Ponnuru’s path to the hurly-burly of politics and policy began in Scottsdale, Arizona, where she grew up as one of four children to an entrepreneurial father who ran his own small architectural firm and a mother who was a homemaker “and a terrific cook.” Amber Schwartz, IWF Director of Outreach, is Ponnuru’s sister. It sounds like an all-American upbringing with an emphasis on graciousness and ideas.

“My parents entertained a lot and we always had people over talking late into the evenings,” she recalls, “and I was one of those kids who stuck around the dinner table listening to the adults. I was captain of the debate team at my large public high school, and applied to only one college, Liberty University (which was strongly encouraged by my evangelical parents) because it had a terrific debate team. I graduated from college in three years, and headed off to the University of London for a Master’s degree in legal and political theory, which I completed a year later. At the ripe age of 22, I moved to Washington, got married at 24, and had my first baby at 27. It seems like a bit of a whirlwind in retrospect.

“My parents taught me a lot of things that are tremendously important—about love and faith and family and work—but they also taught me some practical things, like how to comfortably entertain people in my home and how to celebrate the important things in life, even if they seem small to others,” Ponnuru says. “I’m grateful to have had Southern parents who knew the value of hospitality and the celebration of everyday life, and who passed those traditions on to their children.

“I wasn’t a terribly conscientious student—always rushing to finish a homework assignment or a term paper or cram before an exam—so I didn’t really learn how to work hard until I got my first job. Now with a husband, two kids, and two jobs, I’ve never worked harder in my life. Washington is a pretty fast-paced town, and I know I’ve chosen a competitive field. It’s a great time in my life. Nonetheless, I’m hoping my next decade might be a bit less exhausting!”

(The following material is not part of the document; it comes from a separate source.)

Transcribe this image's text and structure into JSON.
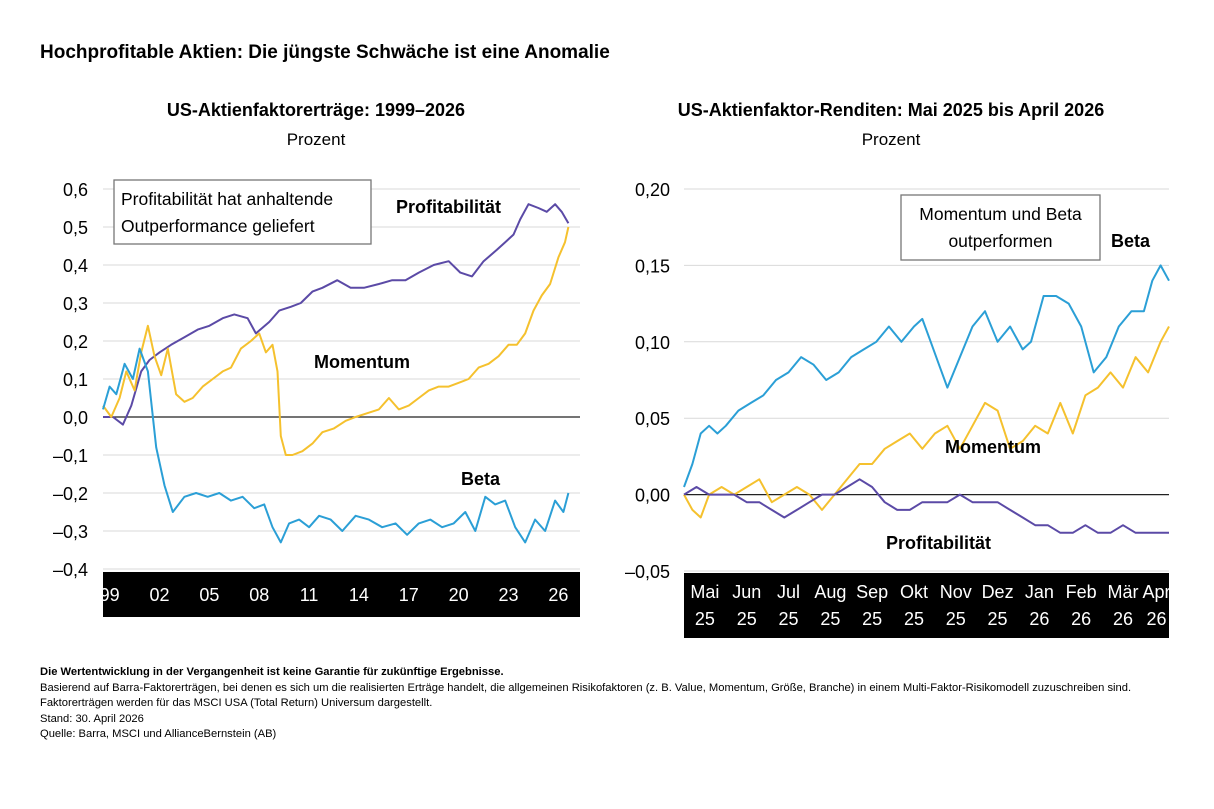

She and her husband Ramesh Ponnuru, an editor at National Review, whom she met at a wedding in 2000, have two daughters, Mary Lakshmi, 10, and Elizabeth “Betsy” Vimala, 5. She is asked for some advice on work-life balance for IWF readers. “Tips for work-life balance?” she jokes. “I would love some! I’m still trying to figure it out. Ramesh and I have five employers between us. I know that I couldn’t do half of what I do without the support of my amazing husband, sister, and parents. So my advice is to marry an incredibly supportive, patient guy and then convince most of your family to move across the country and settle within a five-mile radius of you. (Yes, I did those things.)”

And the Washington policy community is glad that she did!